Luke Mason and Ishan Deshpande's EE319H Final Project: Plants vs Zombies
This is a close representation of the real PvZ mobile/console game.
A mob of fun-loving zombies is about to invade your home, and your only defense is an arsenal of 8 zombie-zapping plants. Use peashooters, wall-nuts, cherry bombs and more to mulchify 8 different types of zombies before they can reach your front door.
The TM4C has 256kB of flash memory (read only for our purposes), and 32kB of SRAM. Additionally, the display, the ST7735R TFT LCD display, was 160x128p, and could support a microSD card of 4GB formatted in FAT16.
The sprites and sound effects took up almost all 256kB flash, and the in game objects took up almost all of our 32kB SRAM. In total, there were almost 100 sprites, and 7 sound effects. Each plant and zombie had animations with up to 7 sprites. For sound, we used an 8-bit DAC, and the MC34119P amplifier chip, which was paired with a 1MOhm feedback potentiometer, and a high pass filter for sound smoothing.

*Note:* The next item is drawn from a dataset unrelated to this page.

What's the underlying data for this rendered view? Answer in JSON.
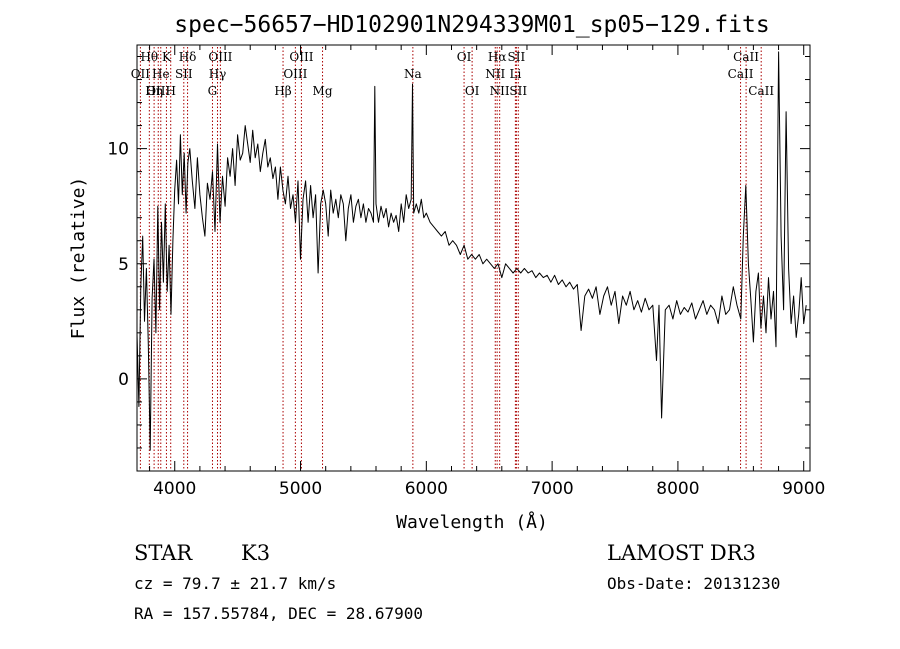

We implemented the eight starter plants in the game: Sunflower, Peashooter, Potato Mine, Snow Pea, Repeater, Cherry Bomb, Chomper, and Wall-nut. We also implemented eight zombies: regular zombie, conehead, buckethead, polevault, newspaper, jack-in-the-box, football, and flag zombie.
Some of the biggest challenges we ran into involved unrendering the sprites so as to not cause sprite clipping or leftover sprite data upon death. We also had to rewrite the drivers for displaying sprites to be oriented in landscape form.
You can watch our video showcase for our class design competition here: https://www.youtube.com/watch?v=L5PAtDdpwP4 Our game ran rather well with high sprite counts. This can be seen in this additional video, for anyone interested: https://youtu.be/gowIHrNNptc
Scrapped Features:
- We were intending to implement a VS mode, which was scrapped due to lack of time.
- We were intending to have music play during the game. However, after extensive debugging of the provided sound drivers, as well as an attempted switch to DMA, we decided that it was not worth our time to combine the display with reading music off of the microSD (Long WAV files are too big to contain in our flash memory, so you have to read it from the display microSD, which detracts from our ability to write SPI to the display's screen)
- We were also intending to seat our diplay and controls on a PCB. Unfortunately, those were lost in delivery, so we threw together a cardboard game controller.